The SDGs data demand will require substantive reforms in the NSS, which may need to be radical for some countries. These reforms will entail a new NSDS or an updated one to integrate the Agenda 2030. There are at least three (3) requisites to ensure that NSDS can effectively support the SDGs:
- Concrete national policy framework integrating the SDGs, which requires direct coordination with the national development agency;
- Sustainable framework for financing, which will need stronger advocacy for change among and mobilization of resources by all stakeholders, the governments in particular;
- More focused, targeted, and balanced capacity development across all stakeholders, producers and users alike.
Concrete actions
- Clarify the national development policy framework, ensuring integration of the SDGs. Step 1.1
- Clarify the national policy on statistics. Step 1.1
- Prepare a policy document on the need to develop statistics in support of the national development agenda including the SDGs.
- Highlight international/regional commitments made by the government relating to data support to the SDGs.
- Consult with the highest level political authority for official recognition and endorsement of the policy document on statistics that allows SDGs monitoring.
- Prepare the NSS roadmap and develop the advocacy programme and toolkit to SDGs indicators domestication. Step 1.2 | Step 1.3
- Conduct dialogue with the national development agency, the national budget agency, and all program ministries/departments and other relevant agencies.
- Highlight international/regional commitments made by the government relating to data support to the SDGs and the role of the ministries/agencies.
- Assess the NSS across all sectors and/or subject-matter areas , to ensure the domestication and integration of the SDGs indicators. Step 3.1 | Step 3.2 | Step 3.3 | Step 3.4
- Identify the most relevant and priority users of SDG data and their needs.
- Map the SDG indicators with the national development indicators and analyze data quality gaps, including SDGs domestication. ADAPT
- Examine existing relevant legal frameworks and policies, resources, and capacities of key ministries/agencies/other data ecosystem.
- Calculate cost of resources to address gaps.
- Identify strategic goals and key outputs toward improvement of SDG statistics. Step 4.2 | Step 4.3
- Prioritize improvement of administrative data and other non-traditional sources in priority sectors and subject-matter areas (including SDGs) to produce subnational level data, gender, and other more granular details of data.

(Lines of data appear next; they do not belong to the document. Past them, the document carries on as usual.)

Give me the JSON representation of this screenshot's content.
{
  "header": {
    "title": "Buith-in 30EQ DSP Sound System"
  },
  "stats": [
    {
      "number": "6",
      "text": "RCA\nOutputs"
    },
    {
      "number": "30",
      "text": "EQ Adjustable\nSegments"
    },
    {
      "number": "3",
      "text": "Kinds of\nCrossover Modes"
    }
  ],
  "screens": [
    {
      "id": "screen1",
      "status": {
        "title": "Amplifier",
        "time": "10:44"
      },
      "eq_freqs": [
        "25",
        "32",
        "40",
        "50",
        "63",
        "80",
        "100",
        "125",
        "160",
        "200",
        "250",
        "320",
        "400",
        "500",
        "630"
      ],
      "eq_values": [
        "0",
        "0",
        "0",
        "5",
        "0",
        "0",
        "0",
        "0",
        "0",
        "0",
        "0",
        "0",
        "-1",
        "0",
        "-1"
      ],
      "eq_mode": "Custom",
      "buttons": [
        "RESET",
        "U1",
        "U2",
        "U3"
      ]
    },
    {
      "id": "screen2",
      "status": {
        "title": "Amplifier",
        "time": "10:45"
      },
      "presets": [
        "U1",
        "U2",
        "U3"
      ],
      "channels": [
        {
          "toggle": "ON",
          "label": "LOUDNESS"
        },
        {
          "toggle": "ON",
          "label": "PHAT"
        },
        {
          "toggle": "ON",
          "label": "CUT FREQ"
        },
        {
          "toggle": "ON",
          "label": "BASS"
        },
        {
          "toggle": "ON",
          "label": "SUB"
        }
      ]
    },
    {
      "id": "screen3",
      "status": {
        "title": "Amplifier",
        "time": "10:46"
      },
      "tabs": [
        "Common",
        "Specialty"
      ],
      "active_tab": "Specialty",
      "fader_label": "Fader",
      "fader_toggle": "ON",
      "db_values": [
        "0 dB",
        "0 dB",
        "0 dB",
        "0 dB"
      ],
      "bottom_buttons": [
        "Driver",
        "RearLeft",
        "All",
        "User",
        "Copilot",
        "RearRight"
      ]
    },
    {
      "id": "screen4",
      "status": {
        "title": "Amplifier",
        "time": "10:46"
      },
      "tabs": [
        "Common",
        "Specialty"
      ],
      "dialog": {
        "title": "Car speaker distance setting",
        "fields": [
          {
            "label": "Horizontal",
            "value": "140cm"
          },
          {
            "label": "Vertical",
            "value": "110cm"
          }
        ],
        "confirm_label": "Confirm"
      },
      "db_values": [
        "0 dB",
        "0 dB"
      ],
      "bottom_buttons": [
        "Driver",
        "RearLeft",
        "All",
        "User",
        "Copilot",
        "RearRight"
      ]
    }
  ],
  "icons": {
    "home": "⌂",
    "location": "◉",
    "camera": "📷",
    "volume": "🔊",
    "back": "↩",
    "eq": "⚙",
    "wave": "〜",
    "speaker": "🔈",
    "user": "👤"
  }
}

- Explore cross-cutting strategies and inter-sectoral linkages (agriculture and environment, health and environment, infrastructure, etc.)
- Consider partnerships with big data sources such as data science firms, telecommunication companies, and other service providers to share data and/or help develop applications to extract data.
- Assess and consider existing systems of the private sector, academic and research community, and civil society organizations to produce specific SDG data.
- Identify specific actions and corresponding costs, as well as key risk factors and mitigating measures. Step 5.1 | Step 5.2 | Step 5.3
- Mobilize resources and implement actions. Step 6.2 | Step 6.3
- Establish institutional partnerships between NSO and the relevant ministries/agencies /other data ecosystem mandated to implement actions on SDG data development/production.
- Monitor results of strategies and actions. Step 6.4
- Design the SDG data accountability monitoring mechanism. Use the Voluntary National Review (VNR) mechanism where possible.
- Analyze key results and milestones by SDG and target and accountability centers (e.g., by ministry/agency).